Throughout the process, Literary Arts committed to ensuring its campaign and the building of its new space reflected its existing equity framework, and that its new headquarters expressed those values in the physical space. As a result of its commitment to environmental, design, and economic justice goals, 35% of total capital project spending went to BIPOC owned firms, with an additional 15% going to minority, women-owned, and emerging small businesses. Additionally, the project removed all fossil fuels from the historic building, investing in an all-electric system with rooftop solar panels to be installed.

In addition to the organization’s new permanent headquarters, the campaign will fund the new Ursula K. Le Guin Writers Residency in the former home of one of Portland’s most celebrated literary figures. The residency will provide writers with an opportunity to focus on their craft in a calm, supportive environment. The residency is open to writers of all genres with a mission to cultivate diverse voices in the literary world, just as Le Guin did throughout her life.
It’s fitting that we launched this new chapter as we celebrated our 40th anniversary because it would not be possible without the visionaries and leaders that helped establish and grow Literary Arts over the past four decades.
Read The Campaign for Literary Arts Case for Support:
Literary Arts was primarily established in the years between 1984 and 1994 (see pages 9–10 of our Case for Support). It was a time when our region was not known as a cultural center or a community with the global outlook it has today. The work to establish Portland Arts & Lectures and the Oregon Institute of Literary Arts was visionary because these organizations helped create a new identity for us, an identity deeply invested in stories, ideas, and the people who dream them up. This work, alongside the work of other cultural organizations, is what opened the doors of possibility for a community to imagine a new future at a time when we were reeling from industrial collapse.

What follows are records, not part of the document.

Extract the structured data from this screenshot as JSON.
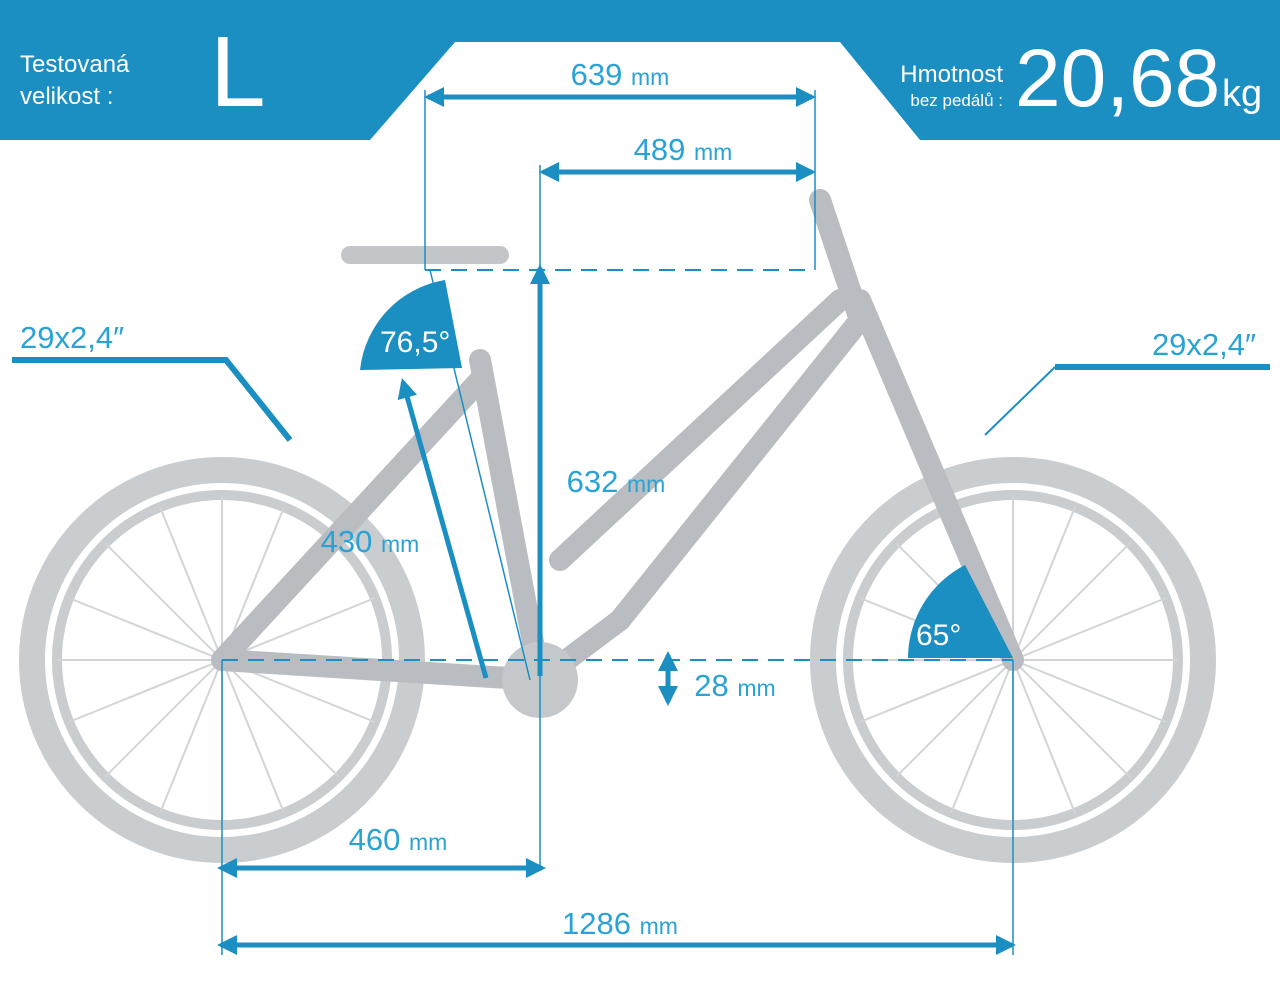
{
  "header": {
    "size_label": [
      "Testovaná",
      "velikost :"
    ],
    "size": "L",
    "weight_label": "Hmotnost",
    "weight_note": "bez pedálů :",
    "weight": "20,68",
    "weight_unit": "kg"
  },
  "tires": {
    "rear": "29x2,4″",
    "front": "29x2,4″"
  },
  "dimensions": {
    "reach_total": {
      "value": "639",
      "unit": "mm"
    },
    "reach": {
      "value": "489",
      "unit": "mm"
    },
    "stack": {
      "value": "632",
      "unit": "mm"
    },
    "seat_tube": {
      "value": "430",
      "unit": "mm"
    },
    "chainstay": {
      "value": "460",
      "unit": "mm"
    },
    "wheelbase": {
      "value": "1286",
      "unit": "mm"
    },
    "bb_drop": {
      "value": "28",
      "unit": "mm"
    }
  },
  "angles": {
    "seat": "76,5°",
    "head": "65°"
  }
}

Today, the same opportunity is before us. The answers to our many challenges we face will be found in the stories we tell, the ideas we share, in the artists and visionaries we choose to listen to and honor. The Campaign for Literary Arts is a $22.5M investment to create new space for our community to dream, and imagine our future, to get informed, to connect, and to be engaged by stories from around the globe right here at home in Portland, OR.